Anna Malagrida présente à la galerie RX l’exposition Espace liminal qui rassemble deux travaux photographiques différents montrant la ville en tant que territoire politique de conflit et de fragmentation sociale : « Cristal house » et « Los muros hablaron». Cette dernière série est présentée en France pour la première fois.
C’est à travers l’espace liminal que s’ouvrent des contraires apparents (extérieur/intérieur, ombre/lumière, inscription/effacement) car les œuvres permettent de jeter un regard autoréflexif sur les conditions fragiles dans lesquelles se développe la vie des sujets contemporains.
Los muros hablaron 2011-2013 (Les murs ont parlé)

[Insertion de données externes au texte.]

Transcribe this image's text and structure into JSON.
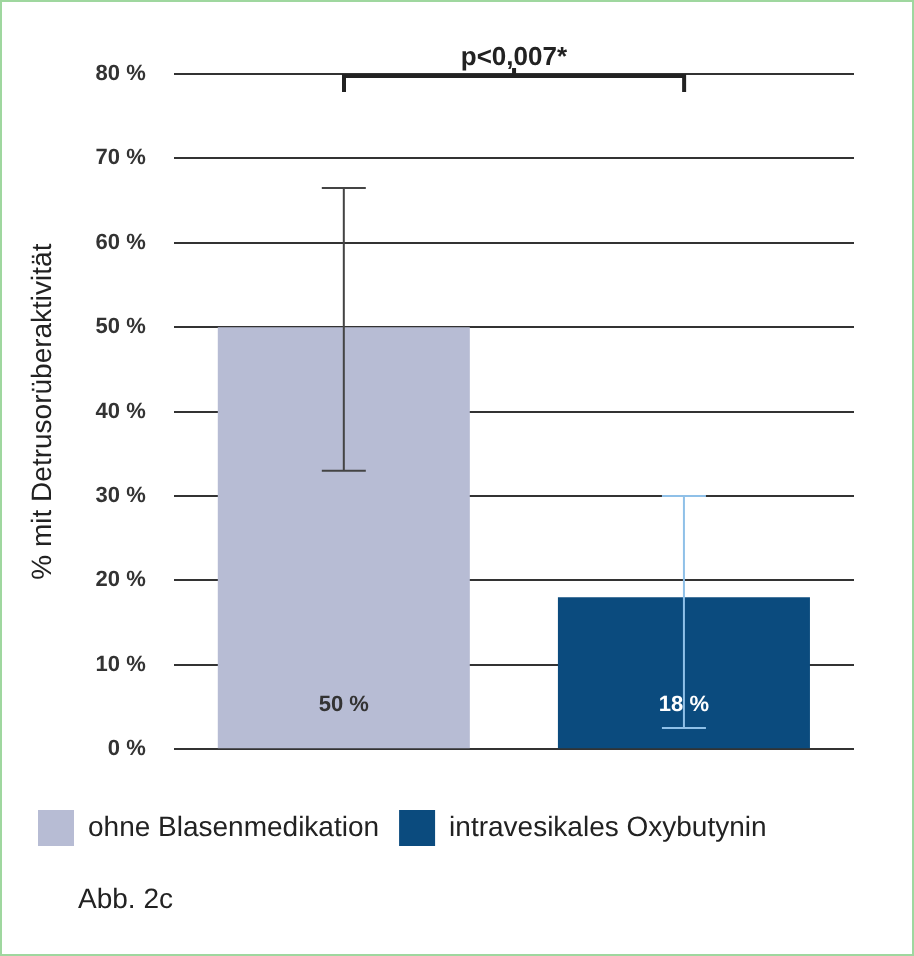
{
  "chart_data": {
    "type": "bar",
    "categories": [
      null,
      null
    ],
    "series": [
      {
        "name": "ohne Blasenmedikation",
        "color": "#b7bcd4",
        "values": [
          50,
          null
        ],
        "errors": [
          [
            33,
            66.5
          ],
          null
        ],
        "value_labels": [
          "50 %",
          null
        ]
      },
      {
        "name": "intravesikales Oxybutynin",
        "color": "#0b4b7e",
        "values": [
          null,
          18
        ],
        "errors": [
          null,
          [
            2.5,
            30
          ]
        ],
        "value_labels": [
          null,
          "18 %"
        ]
      }
    ],
    "ylabel": "% mit Detrusorüberaktivität",
    "ylim": [
      0,
      80
    ],
    "yticks": [
      {
        "value": 0,
        "label": "0 %"
      },
      {
        "value": 10,
        "label": "10 %"
      },
      {
        "value": 20,
        "label": "20 %"
      },
      {
        "value": 30,
        "label": "30 %"
      },
      {
        "value": 40,
        "label": "40 %"
      },
      {
        "value": 50,
        "label": "50 %"
      },
      {
        "value": 60,
        "label": "60 %"
      },
      {
        "value": 70,
        "label": "70 %"
      },
      {
        "value": 80,
        "label": "80 %"
      }
    ],
    "grid": "y",
    "legend": "bottom left",
    "annotations": [
      "p<0,007*",
      "Abb. 2c"
    ]
  }
}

Se compose de deux séries de photographies, les murs et socles. Des images de mots en disparition, presque invisibles, nous parlent du Mouvements des Indignés (Movimiento del 15M) qui est né en Espagne le 15 mai 2011. Les images montrent les effacements effectués sur les inscriptions que les participants de ces manifestations inscrivaient lors des concentrations de rue sur les murs des institutions financières et politiques ou publiques de Barcelone et de Madrid. En parallèle, une vidéo reprend les slogans de ces mouvements sous la forme de textes des voix des protestations qui se suivent.
Au lieu de se concentrer sur les moments d'intensité et d'action des manifestants, les images enregistrent les traces du conflit dans la limite de surface du mur (écriture / effacement), converti par les participants anonymes dans l’espace d'interpellation matérielle et symbolique. Si les socles -les murs au niveau de la rue- et leur impasse monumentale apparente rendent compte d'un combat inégal, Malagrida les photographie quand ils conservent encore le reste obstiné des inscriptions.
Le projet met ainsi en évidence l'acte photographique comme un geste de résistance. L'enregistrement de ces restes et la restitution des messages et des voix fonctionnent en tant qu’archives d'un mouvement collectif qui s’est approprié du questionnement de la notion même de représentation : "ils nous ne représentent pas"... parce que nous sommes irreprésentables.
Cristal House, 2016
Cristal house, qui signifie la maison de verre, évoque également le nom d’un cheval de course. Ce travail composée de photographies, vidéos et de textes, a été réalisé à Paris dans le cadre de la Carte blanche PMU et présenté au Centre Pompidou en 2016. Nous montrons à la galerie un extrait composé des photographies et des textes.
Dans ce travail, Anna Malagrida entreprend une sorte d’épuisement d’un lieu : une salle de jeu située au cœur de Paris. Depuis la rue, à travers les grandes fenêtres, elle observe les gestes répétitifs et l’attente des joueurs. À l’intérieur, elle les rencontre et les écoute. Arrivés en France depuis les quatre coins du monde, attirés par les grandes mégapoles, rêvent d’une vie meilleure ailleurs. Dans cette notion du rêve et de l’espoir du joueur se dédouble celle du migrant, dans un étrange jeu de reflets qui nos met face aux espoirs des plus démunis. Leurs paroles, reproduites dans des extraits de textes, tissent les vies et les rêves qui convergent dans ce lieu de rencontre et de jeu. Attractive, promesse d’une vie meilleure, la métropole qui rassemble des individus venus du monde entier est un espace de passage, de croisements aléatoires et de solitudes démultipliées. La salle de jeu devient un sombre théâtre de l’attente et de l’espoir et la ville son décor.